Wednesday, April 16, 2014

English Harbor and Fort Berkely

After our stroll around Nelson's Dockyard, we decided to hike out to Fort Berkely at the mouth of English Harbor.

Another cannon.  This one was pretty kewl with engravings from the cannon maker and all.

What can we shoot?  Oh look, a powerboat!

We took a different trail back to Falmouth Harbor.  I don't remember the official trail name but it should have been called goat trail as there were a ton of goats all along as we hiked.
Tom  and the entrance to English Harbor 
There were more ruins from another fort or watch tower.
The inner part of English Harbor
Above you can see why English Harbor is such a terrific hurricane hole.

English Harbor and Nelson's Dockyard

We took the 10 minute walk over to English Harbor so we could check out historic Nelson's Dockyard.  This was the main port for the British Fleet in the 1600's through 1800's.  Many years later, they were falling in ruins when someone decided it would be important to preserve this historic site.

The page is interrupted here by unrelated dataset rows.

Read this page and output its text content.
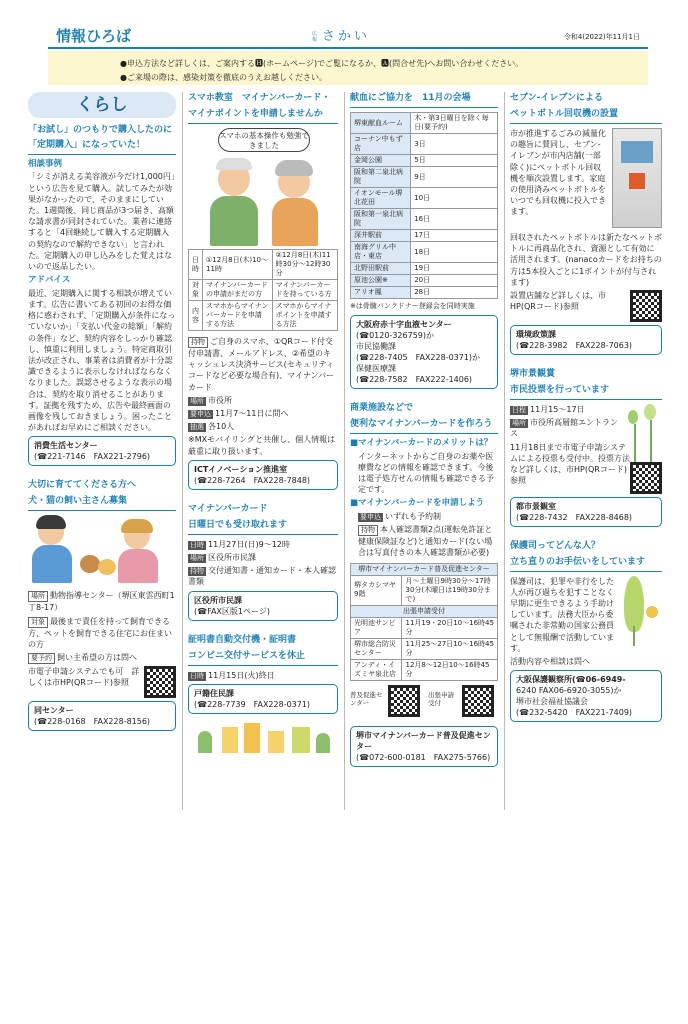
情報ひろば	広報 さかい	令和4(2022)年11月1日
●申込方法など詳しくは、ご案内する🅷(ホームページ)でご覧になるか、🅰(問合せ先)へお問い合わせください。
●ご来場の際は、感染対策を徹底のうえお越しください。
くらし
「お試し」のつもりで購入したのに
「定期購入」になっていた！
相談事例
「シミが消える美容液が今だけ1,000円」という広告を見て購入。試してみたが効果がなかったので、そのままにしていた。1週間後、同じ商品が3つ届き、高額な請求書が同封されていた。業者に連絡すると「4回継続して購入する定期購入の契約なので解約できない」と言われた。定期購入の申し込みをした覚えはないので返品したい。
アドバイス
最近、定期購入に関する相談が増えています。広告に書いてある初回のお得な価格に惑わされず、「定期購入が条件になっていないか」「支払い代金の総額」「解約の条件」など、契約内容をしっかり確認し、慎重に利用しましょう。特定商取引法が改正され、事業者は消費者が十分認識できるように表示しなければならなくなりました。誤認させるような表示の場合は、契約を取り消せることがあります。証拠を残すため、広告や最終画面の画像を残しておきましょう。困ったことがあればお早めにご相談ください。
消費生活センター
(☎221-7146　FAX221-2796)
大切に育ててくださる方へ
犬・猫の飼い主さん募集
場所 動物指導センター（堺区東雲西町1丁8-17）
対象 最後まで責任を持って飼育できる方、ペットを飼育できる住宅にお住まいの方
要予約 飼い主希望の方は問へ
市電子申請システムでも可　詳しくは市HP(QRコード)参照
同センター
(☎228-0168　FAX228-8156)
スマホ教室　マイナンバーカード・
マイナポイントを申請しませんか
スマホの基本操作も勉強できました
日時	①12月8日(木)10～11時	②12月8日(木)11時30分～12時30分
対象	マイナンバーカードの申請がまだの方	マイナンバーカードを持っている方
内容	スマホからマイナンバーカードを申請する方法	スマホからマイナポイントを申請する方法
持物 ご自身のスマホ、①QRコード付交付申請書、メールアドレス、②希望のキャッシュレス決済サービス(セキュリティコードなど必要な場合有)、マイナンバーカード
場所 市役所
要申込 11月7～11日に問へ
抽選 各10人
※MXモバイリングと共催し、個人情報は厳重に取り扱います。
ICTイノベーション推進室
(☎228-7264　FAX228-7848)
マイナンバーカード
日曜日でも受け取れます
日時 11月27日(日)9～12時
場所 区役所市民課
持物 交付通知書・通知カード・本人確認書類
区役所市民課
(☎FAX区版1ページ)
証明書自動交付機・証明書
コンビニ交付サービスを休止
日時 11月15日(火)終日
戸籍住民課
(☎228-7739　FAX228-0371)
献血にご協力を　11月の会場
堺東献血ルーム	木・第3日曜日を除く毎日(要予約)
コーナン中もず店	3日
金岡公園	5日
阪和第二泉北病院	9日
イオンモール堺北花田	10日
阪和第一泉北病院	16日
深井駅前	17日
南海グリル中店・東店	18日
北野田駅前	19日
原池公園※	20日
アリオ鳳	28日
※は骨髄バンクドナー登録会を同時実施
大阪府赤十字血液センター
(☎0120-326759)か
市民協働課
(☎228-7405　FAX228-0371)か
保健医療課
(☎228-7582　FAX222-1406)
商業施設などで
便利なマイナンバーカードを作ろう
■マイナンバーカードのメリットは？
インターネットからご自身のお薬や医療費などの情報を確認できます。今後は電子処方せんの情報も確認できる予定です。
■マイナンバーカードを申請しよう
要申込 いずれも予約制
持物 本人確認書類2点(運転免許証と健康保険証など)と通知カード(ない場合は写真付きの本人確認書類が必要)
堺市マイナンバーカード普及促進センター	
堺タカシマヤ9階	月～土曜日9時30分～17時30分(木曜日は19時30分まで)
出張申請受付	
光明池サンピア	11月19・20日10～16時45分
堺市総合防災センター	11月25～27日10～16時45分
アンディ・イズミヤ泉北店	12月8～12日10～16時45分
普及促進センター
出張申請受付
堺市マイナンバーカード普及促進センター
(☎072-600-0181　FAX275-5766)
セブン-イレブンによる
ペットボトル回収機の設置
市が推進するごみの減量化の趣旨に賛同し、セブン-イレブンが市内店舗(一部除く)にペットボトル回収機を順次設置します。家庭の使用済みペットボトルをいつでも回収機に投入できます。
回収されたペットボトルは新たなペットボトルに再商品化され、資源として有効に活用されます。(nanacoカードをお持ちの方は5本投入ごとに1ポイントが付与されます)
設置店舗など詳しくは、市HP(QRコード)参照
環境政策課
(☎228-3982　FAX228-7063)
堺市景観賞
市民投票を行っています
日程 11月15～17日
場所 市役所高層館エントランス
11月18日まで市電子申請システムによる投票も受付中。投票方法など詳しくは、市HP(QRコード)参照
都市景観室
(☎228-7432　FAX228-8468)
保護司ってどんな人？
立ち直りのお手伝いをしています
保護司は、犯罪や非行をした人が再び過ちを犯すことなく早期に更生できるよう手助けしています。法務大臣から委嘱された非常勤の国家公務員として無報酬で活動しています。
活動内容や相談は問へ
大阪保護観察所(☎06-6949-
6240 FAX06-6920-3055)か
堺市社会福祉協議会
(☎232-5420　FAX221-7409)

Above is the remains of the sail loft.  Oh yeah.....I was totally thinking "YES, this would be an awesome spot for Sabrina's Sail Loft if ever I was to set up a permanent shop off s/v Honey Ryder.  Fat chance of that but it's fun to think about.

Above is now a very, very nice hotel.

Anchors and cannons everywhere.

Seriously, would freak if you saw all the cannons.  They are everywhere.

Most of the buildings are put to good use as various businesses such as Sunsail Charters, A & F Sails loft, hotel, couple of restaurants, a cafe, customs/immigration/port authority, marina office and such.  This is nice as it's not as touristy.

The above were used back in the day to careen the British naval ships so they could clean and work on the bottom of the boats.

This is the modern sail loft in the dockyard today.  Lately they have been working overtime as the Oyster World Cruising Rally ending here with some aggressive sailing during their port regatta....meaning ripped and shredded sails.  Additionally Classics Race week starts April 18th - thus busy place.  I never get tired of peeking in various sail loft.  So very kewl!

So this is the man himself - Horatio Nelson.  Look closely at the hat in his hand.  Apparently his left eye  (I think) was damage during some sort of battle.  He eyesight was affected.  Doctors outfitted his hat with a green visor to help with his visor issue.  Can you see it in the pic?  I wonder if the writers of Star Trek got the idea for Jordy's visor from Nelson?  FYI - there is a nice little museum in the dockyard.  

Thursday, April 10, 2014

Honey Ryder Projects - Stateroom Shelves

Right side with the cleats for the shelves already installed
In our forward stateroom, there is a big hanging locker with two doors.  Cruisers don't hang many clothes.  Most are crammed into very small spaces!  The previous owner used the closet rod to hang cloth selves like those they advertise for teenagers gym lockers.  That was good enough to get us going.  However I always had in the back of my head to convert this locker to permanent shelves.  I happened to casually mention this idea to Tom - "Someday we should probably take a look at making real shelves."  Tom went to investigate.  "Oh my gosh.  There is a ton of unused space behind these cloth shelves!  We aren't even using all the space in here that we could be using!"  Tom hates unused space on a sailboat and has made finding extra space a new hobby - see Head Access Panels.  
Tom and Thomo - seriously!  Check the sign
Meet Thomo.  He is a local craftsman who does terrific woodworking.  We stopped by his shop behind the Catamaran Club to see if 1.)  He could do shelves for us.  2.) Would be interested in doing shelves for us.  There are SO many mega yachts here that keep the local craftsmen busy with refits, that they often don't have time or interest in small projects.  Thomo said yes to both questions.
Top shelf had to be in 2 pieces for installation purposes

Tom brought Thomo out to s/v Honey Ryder and he went straight to work making the pattern for each shelf.  Tom watched intently over Thomo's shoulder, quietly learning.  The space is not symmetrical at all and has several little grooves that cut in and out here and there.  "The pattern is key" said Thomo and he treated it as so at the end of the day, carefully lifting and carrying the patterns with him as if they were a delicate ship model.    

Tom sanding the shelves prior to painting them
Once the shelves were completed and double checked for fit, Tom set about to finishing them.  He decided to do that to save some $$.  Thomo didn't mind and let Tom use his shop to sand and paint.
Cutting holes for the bottom, lift out shelf
Left over teak edge trim from Tom's galley shelf project was the perfect finish for the front of the shelves.

Almost done - only the fronts missing
The project was completed.  The only thing left was to figure out who got what space.  Tom didn't realize until this project that I had given him the right side of the locker previously and that it was quite a bit bigger than the left side.  We decided he would take the top shelf, I would take the middle and we would split the bottom shelf.
We are very pleased with the end result.  It gives us quite a bit more space.  I might have to go shopping for more clothes - just kidding!